Niket Ranjan
I am a passionate DevOps Engineer currently working at Red Hat as an Associate Software Maintenance Engineer. With two years of experience, I specialize in Linux kernel maintenance, cloud infrastructure, and automation. My expertise includes hybrid cloud management (AWS, Terraform), containerization (Docker, Kubernetes, Podman), CI/CD pipelines (Jenkins, GitHub Actions, GitLab, ArgoCD), and monitoring tools (Prometheus, Grafana, ELK, Loki).

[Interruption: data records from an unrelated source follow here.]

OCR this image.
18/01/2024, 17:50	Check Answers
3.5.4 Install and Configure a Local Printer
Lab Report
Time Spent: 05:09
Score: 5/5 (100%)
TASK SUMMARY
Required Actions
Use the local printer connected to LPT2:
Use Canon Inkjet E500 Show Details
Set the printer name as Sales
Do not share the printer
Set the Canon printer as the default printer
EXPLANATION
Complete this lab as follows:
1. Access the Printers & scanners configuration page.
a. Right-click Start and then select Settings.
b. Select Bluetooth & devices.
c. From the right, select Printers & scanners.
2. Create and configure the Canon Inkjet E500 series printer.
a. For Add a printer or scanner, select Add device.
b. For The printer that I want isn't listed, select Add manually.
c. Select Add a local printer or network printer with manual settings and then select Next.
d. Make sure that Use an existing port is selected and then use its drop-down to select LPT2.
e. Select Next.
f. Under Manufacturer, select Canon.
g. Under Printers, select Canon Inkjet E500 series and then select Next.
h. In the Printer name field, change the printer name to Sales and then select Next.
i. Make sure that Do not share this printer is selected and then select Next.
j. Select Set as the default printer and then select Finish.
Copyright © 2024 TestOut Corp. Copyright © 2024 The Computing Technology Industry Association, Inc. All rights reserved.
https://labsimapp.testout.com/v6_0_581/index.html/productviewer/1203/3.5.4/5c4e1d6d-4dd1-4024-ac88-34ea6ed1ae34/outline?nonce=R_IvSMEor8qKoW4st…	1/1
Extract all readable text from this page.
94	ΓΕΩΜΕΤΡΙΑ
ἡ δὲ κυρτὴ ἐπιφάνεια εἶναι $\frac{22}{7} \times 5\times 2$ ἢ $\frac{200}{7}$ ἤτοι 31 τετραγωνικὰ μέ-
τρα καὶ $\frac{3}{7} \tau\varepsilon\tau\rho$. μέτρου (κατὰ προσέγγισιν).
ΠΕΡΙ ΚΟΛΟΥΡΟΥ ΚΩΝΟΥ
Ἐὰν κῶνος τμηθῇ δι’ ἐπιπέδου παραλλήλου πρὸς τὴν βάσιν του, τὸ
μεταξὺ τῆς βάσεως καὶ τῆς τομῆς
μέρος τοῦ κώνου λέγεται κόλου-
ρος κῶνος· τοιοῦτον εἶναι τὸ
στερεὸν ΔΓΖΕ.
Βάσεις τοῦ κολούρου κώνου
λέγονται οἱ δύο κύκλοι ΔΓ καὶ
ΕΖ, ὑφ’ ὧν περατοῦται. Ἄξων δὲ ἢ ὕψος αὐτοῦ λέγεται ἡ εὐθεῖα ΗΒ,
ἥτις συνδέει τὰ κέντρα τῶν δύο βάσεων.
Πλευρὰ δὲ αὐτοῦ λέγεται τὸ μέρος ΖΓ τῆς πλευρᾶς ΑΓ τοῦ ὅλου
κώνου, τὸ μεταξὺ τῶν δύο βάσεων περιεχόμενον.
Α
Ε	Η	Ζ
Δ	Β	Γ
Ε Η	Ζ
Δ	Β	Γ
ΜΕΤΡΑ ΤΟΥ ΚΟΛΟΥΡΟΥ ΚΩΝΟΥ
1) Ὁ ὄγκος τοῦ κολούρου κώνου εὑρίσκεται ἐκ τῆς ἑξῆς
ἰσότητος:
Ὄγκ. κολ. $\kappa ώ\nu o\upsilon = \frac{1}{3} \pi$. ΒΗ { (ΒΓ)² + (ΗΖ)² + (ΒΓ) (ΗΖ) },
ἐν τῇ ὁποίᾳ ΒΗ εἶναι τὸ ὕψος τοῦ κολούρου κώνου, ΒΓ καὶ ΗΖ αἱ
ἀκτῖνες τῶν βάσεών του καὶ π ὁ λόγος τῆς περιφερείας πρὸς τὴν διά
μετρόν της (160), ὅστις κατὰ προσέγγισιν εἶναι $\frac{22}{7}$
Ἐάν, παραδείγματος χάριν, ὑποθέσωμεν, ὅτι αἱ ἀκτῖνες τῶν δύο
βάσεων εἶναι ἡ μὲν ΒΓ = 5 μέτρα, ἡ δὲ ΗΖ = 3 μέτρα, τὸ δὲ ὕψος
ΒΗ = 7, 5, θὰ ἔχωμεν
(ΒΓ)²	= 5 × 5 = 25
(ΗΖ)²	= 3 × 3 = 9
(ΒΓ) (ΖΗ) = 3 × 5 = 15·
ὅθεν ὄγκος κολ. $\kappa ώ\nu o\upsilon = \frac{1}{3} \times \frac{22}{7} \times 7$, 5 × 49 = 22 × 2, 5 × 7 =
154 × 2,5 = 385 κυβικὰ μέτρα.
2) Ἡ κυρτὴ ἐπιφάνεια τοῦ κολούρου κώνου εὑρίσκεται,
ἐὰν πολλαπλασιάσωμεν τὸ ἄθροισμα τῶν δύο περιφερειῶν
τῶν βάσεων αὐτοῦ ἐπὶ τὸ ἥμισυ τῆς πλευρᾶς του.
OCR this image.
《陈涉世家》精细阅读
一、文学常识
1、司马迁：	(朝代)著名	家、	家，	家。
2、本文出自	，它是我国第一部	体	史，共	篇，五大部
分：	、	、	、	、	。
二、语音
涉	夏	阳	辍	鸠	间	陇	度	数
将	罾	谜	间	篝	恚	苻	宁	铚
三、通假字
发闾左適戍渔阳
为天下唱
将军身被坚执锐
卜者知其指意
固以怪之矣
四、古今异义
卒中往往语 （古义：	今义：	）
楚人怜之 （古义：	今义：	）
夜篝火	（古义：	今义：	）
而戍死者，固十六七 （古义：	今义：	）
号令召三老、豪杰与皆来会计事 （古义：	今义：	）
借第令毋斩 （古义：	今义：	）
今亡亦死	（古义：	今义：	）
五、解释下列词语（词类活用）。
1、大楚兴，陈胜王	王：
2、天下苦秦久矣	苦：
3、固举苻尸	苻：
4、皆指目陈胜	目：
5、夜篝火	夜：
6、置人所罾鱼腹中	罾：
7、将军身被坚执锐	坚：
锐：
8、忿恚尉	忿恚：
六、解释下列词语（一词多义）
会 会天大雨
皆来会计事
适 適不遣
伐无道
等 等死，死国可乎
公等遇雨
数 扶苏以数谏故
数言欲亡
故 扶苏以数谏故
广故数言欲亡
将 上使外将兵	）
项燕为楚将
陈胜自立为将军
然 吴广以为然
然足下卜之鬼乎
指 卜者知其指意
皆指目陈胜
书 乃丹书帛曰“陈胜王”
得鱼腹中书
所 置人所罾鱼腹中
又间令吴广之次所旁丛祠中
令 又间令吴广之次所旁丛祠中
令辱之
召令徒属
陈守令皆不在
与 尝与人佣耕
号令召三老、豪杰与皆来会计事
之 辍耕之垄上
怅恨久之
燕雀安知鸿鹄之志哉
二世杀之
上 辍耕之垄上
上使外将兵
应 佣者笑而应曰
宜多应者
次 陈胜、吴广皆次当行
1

At Red Hat, I focus on maintaining and optimizing Red Hat Enterprise Linux (RHEL) by backporting critical CVE patches, managing kernel builds, troubleshooting complex kernel issues, and optimizing CI/CD workflows. My previous experience includes working on performance engineering and automating infrastructure using Ansible and AWS.
Red Hat
Job title –Associate Software Maintenance Engineer
Session
Deploying AI/ML models in production involves more than just training—it's about building scalable, secure, and automated pipelines. This talk focuses on how AIOps can enable production-grade deployment of ML workflows using cloud-native tools. We’ll walk through an end-to-end architecture built on GitLab CI/CD, Terraform, GKE, and FastAPI, showcasing how to automate infrastructure, containerize applications, and monitor deployed models.
As a use case, we’ll demonstrate deploying a self-hosted LLM for intelligent Q&A over internal documents using RAG. The focus will be on infrastructure, automation, and best practices for taking any AI workload—from concept to production.